Sharon Kowalchuk’s landlord had no interest in answering questions when CHEK News knocked at his door Thursday — but investigators with the Residential Tenancy Branch will be knocking on his door next.
The Nanaimo woman’s story of being handed a two-week warning to vacate her rented suite while dying from a terminal illness — saying her landlord even went as far as turning off her heat and power — has resonated with many who watched her emotional response.
“My landlord just came up and told me I had to move in two weeks. No paperwork. Nothing,” she told CHEK News Thursday, in tears.
Nanaimo’s Sharon Kowalchuk is hugged by her husband, Gerry, after the palliative woman says she was evicted from her rental suite due to ambulances coming and going. March 2, 2023.
“When I saw the story I was thinking to myself, how awful the situation must be for this individual,” B.C’s Minister of Housing Ravi Kahlon told CHEK News Friday.
Kahlon says he immediately asked the BC Tenancy Act Compliance and Enforcement Unit to investigate.
“I asked to get the information about exactly what happened and to ensure that this poor tenant gets their rights protected,” he said.

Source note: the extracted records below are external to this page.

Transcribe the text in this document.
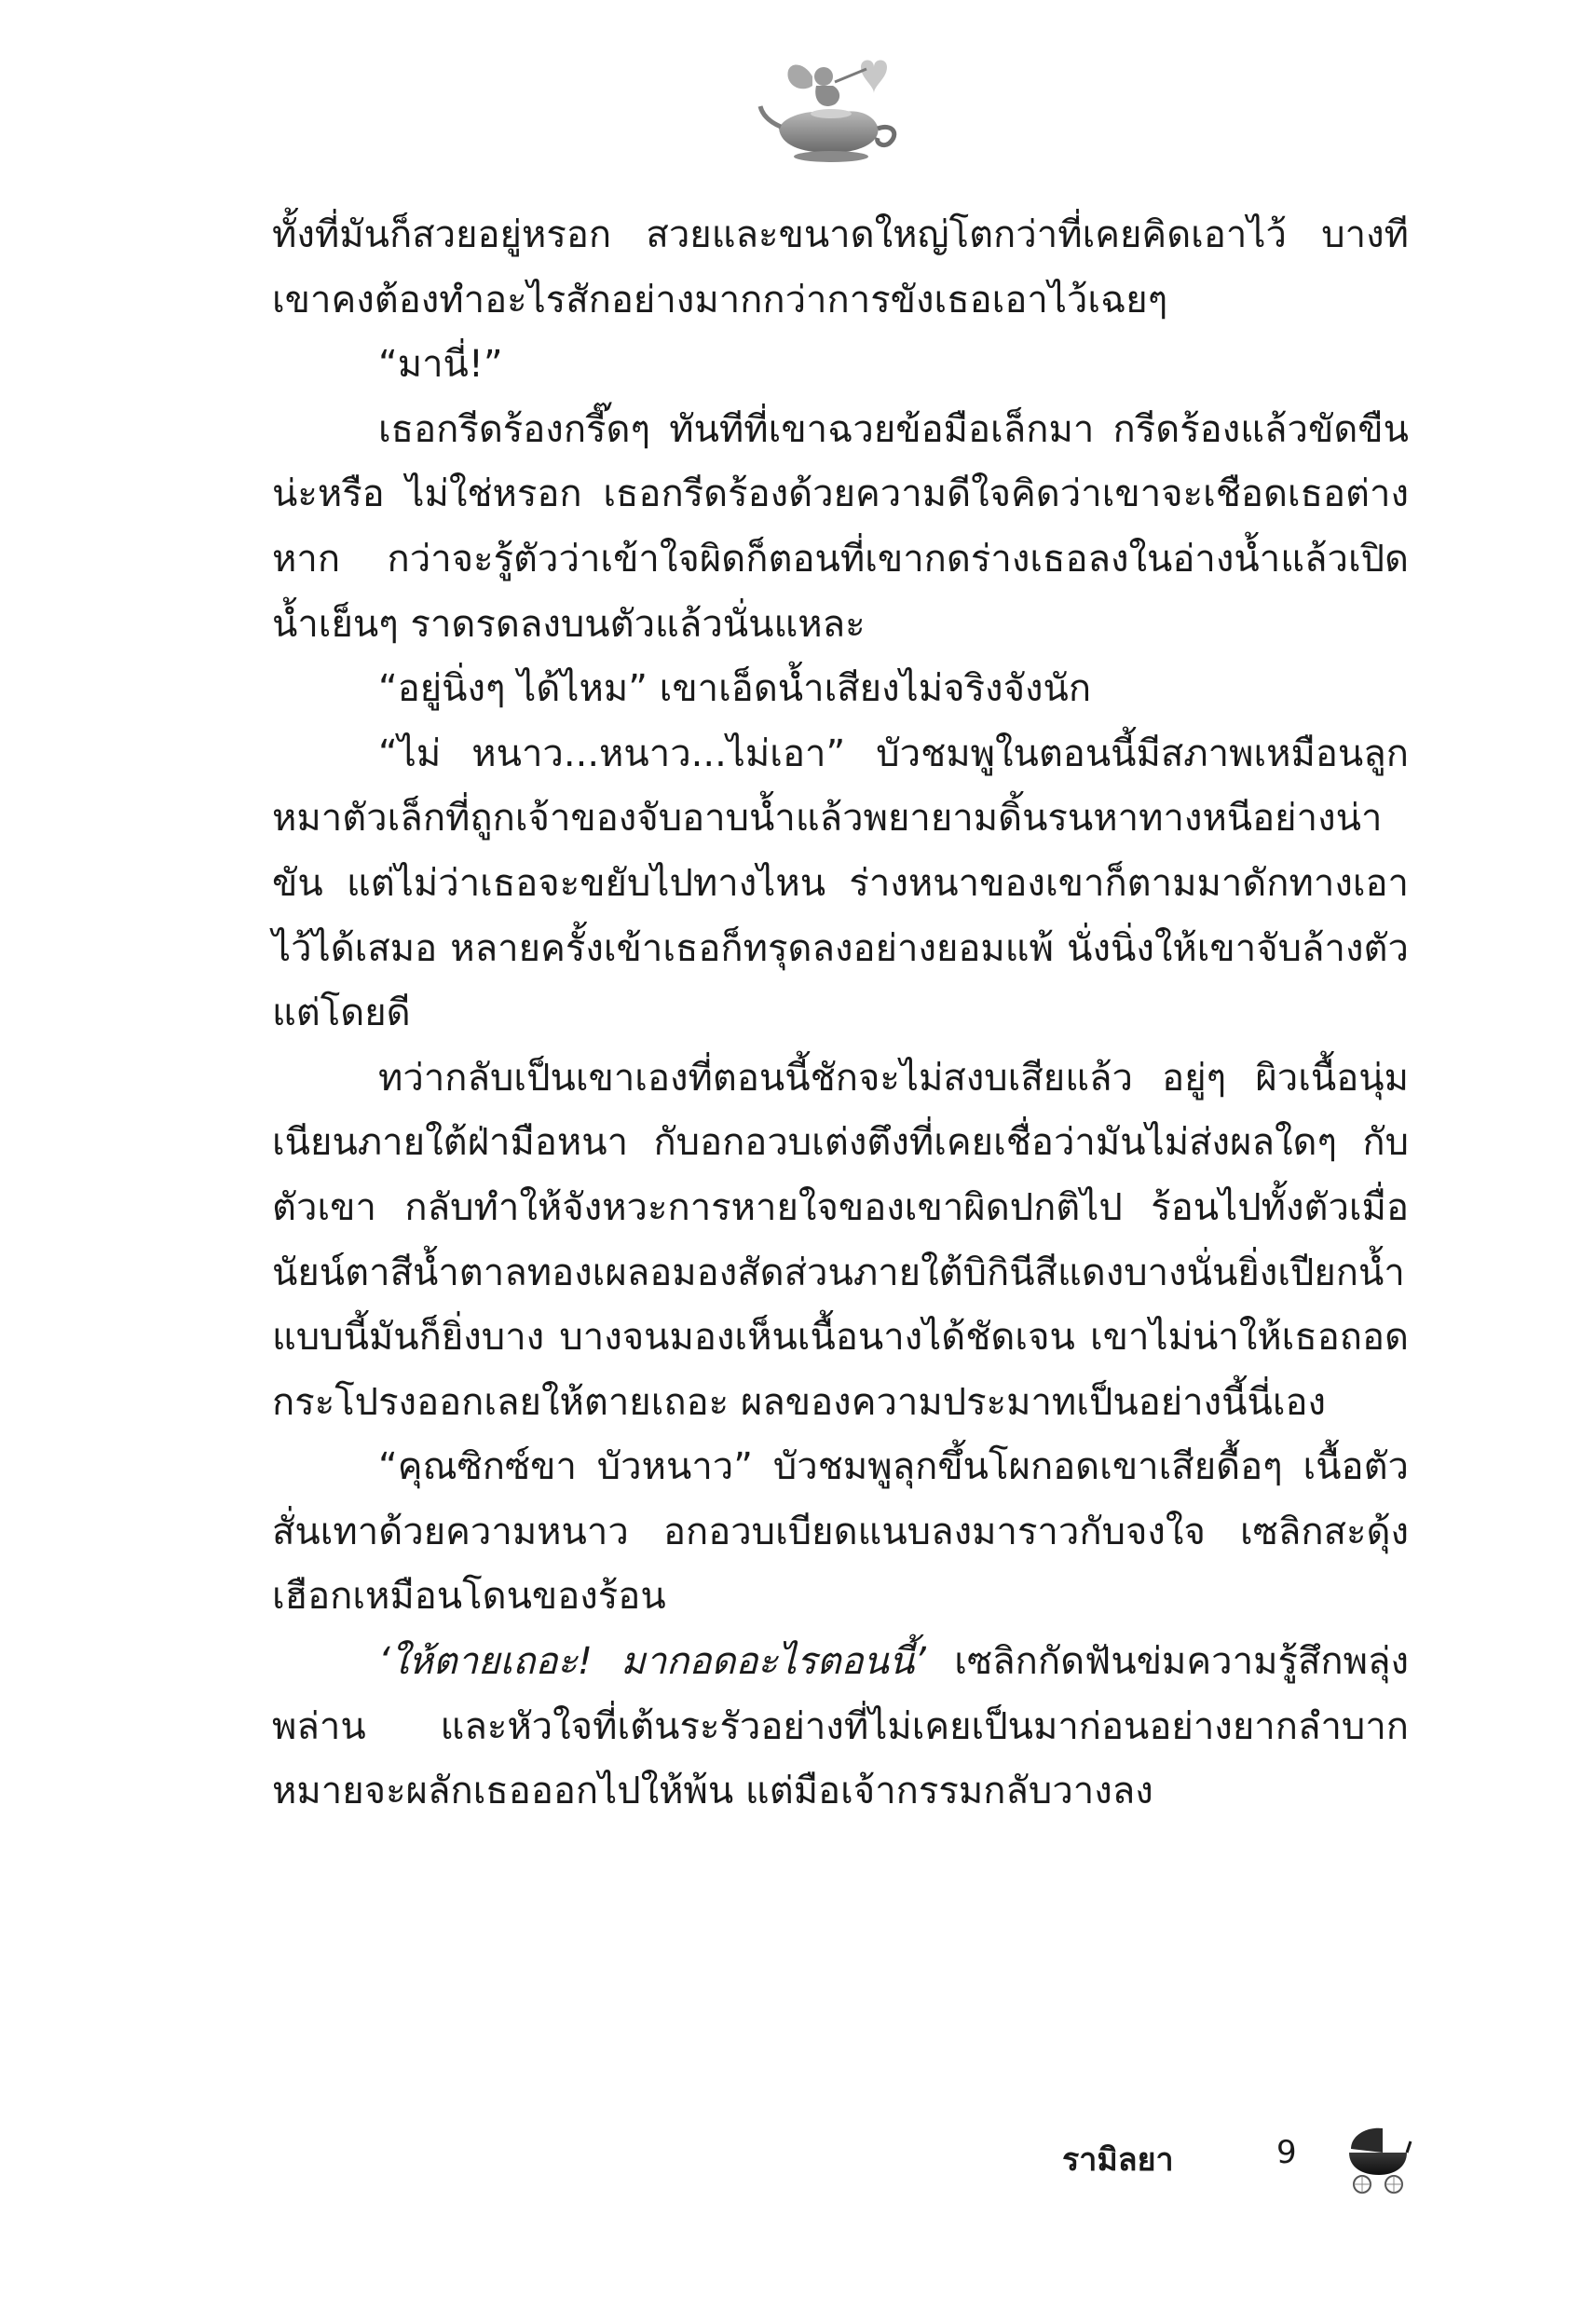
ทั้งที่มันก็สวยอยู่หรอก สวยและขนาดใหญ่โตกว่าที่เคยคิดเอาไว้ บางทีเขาคงต้องทำอะไรสักอย่างมากกว่าการขังเธอเอาไว้เฉยๆ

“มานี่!”

เธอกรีดร้องกรี๊ดๆ ทันทีที่เขาฉวยข้อมือเล็กมา กรีดร้องแล้วขัดขืนน่ะหรือ ไม่ใช่หรอก เธอกรีดร้องด้วยความดีใจคิดว่าเขาจะเชือดเธอต่างหาก กว่าจะรู้ตัวว่าเข้าใจผิดก็ตอนที่เขากดร่างเธอลงในอ่างน้ำแล้วเปิดน้ำเย็นๆ ราดรดลงบนตัวแล้วนั่นแหละ

“อยู่นิ่งๆ ได้ไหม” เขาเอ็ดน้ำเสียงไม่จริงจังนัก

“ไม่ หนาว...หนาว...ไม่เอา” บัวชมพูในตอนนี้มีสภาพเหมือนลูกหมาตัวเล็กที่ถูกเจ้าของจับอาบน้ำแล้วพยายามดิ้นรนหาทางหนีอย่างน่าขัน แต่ไม่ว่าเธอจะขยับไปทางไหน ร่างหนาของเขาก็ตามมาดักทางเอาไว้ได้เสมอ หลายครั้งเข้าเธอก็ทรุดลงอย่างยอมแพ้ นั่งนิ่งให้เขาจับล้างตัวแต่โดยดี

ทว่ากลับเป็นเขาเองที่ตอนนี้ชักจะไม่สงบเสียแล้ว อยู่ๆ ผิวเนื้อนุ่มเนียนภายใต้ฝ่ามือหนา กับอกอวบเต่งตึงที่เคยเชื่อว่ามันไม่ส่งผลใดๆ กับตัวเขา กลับทำให้จังหวะการหายใจของเขาผิดปกติไป ร้อนไปทั้งตัวเมื่อนัยน์ตาสีน้ำตาลทองเผลอมองสัดส่วนภายใต้บิกินีสีแดงบางนั่นยิ่งเปียกน้ำแบบนี้มันก็ยิ่งบาง บางจนมองเห็นเนื้อนางได้ชัดเจน เขาไม่น่าให้เธอถอดกระโปรงออกเลยให้ตายเถอะ ผลของความประมาทเป็นอย่างนี้นี่เอง

“คุณซิกซ์ขา บัวหนาว” บัวชมพูลุกขึ้นโผกอดเขาเสียดื้อๆ เนื้อตัวสั่นเทาด้วยความหนาว อกอวบเบียดแนบลงมาราวกับจงใจ เซลิกสะดุ้งเฮือกเหมือนโดนของร้อน

‘ให้ตายเถอะ! มากอดอะไรตอนนี้’ เซลิกกัดฟันข่มความรู้สึกพลุ่งพล่าน และหัวใจที่เต้นระรัวอย่างที่ไม่เคยเป็นมาก่อนอย่างยากลำบาก หมายจะผลักเธอออกไปให้พ้น แต่มือเจ้ากรรมกลับวางลง

รามิลยา	9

It’s an extreme case of an illegal eviction because of Kowalchuk’s illness, but those who advocate for tenants say it happens more than people might think.
“They often happen to vulnerable tenants, people who face barriers accessing justice, barriers to enforcing their own rights and there are some landlords who take advantage of that for sure,” said Rob Patterson, a lawyer with the Tenant Resource and Advisory Centre in Vancouver.
He says this is an extreme case.
“No one physically dragged the tenant out but you turn off the heat, you turn off the hot water, you turn off the electricity that the tenant needs to fill their oxygen tank to be able to breathe, sorry it’s just not right,” he added.
Patterson says when police are called to evictions they’re often not dealt with because it’s a civil matter, adding there’s a gap in the system in getting tenants the justice they deserve
“Even more so with this case a tenant who is on palliative care , who may not be around to see the conclusion of a legal proceeding that results in any compensation,” Patterson said.
Kahlon says this particular landlord could be facing stiff fines.
“There are fines that can be levied up to $5,000 a day to landlords that break rules, but again the investigation is ongoing and I don’t want to jump ahead of what might be coming,” he said.
Kahlon added the majority of landlords in B.C. are good people but to those who aren’t, he has some words of advice: “Respect the rules and your tenants.”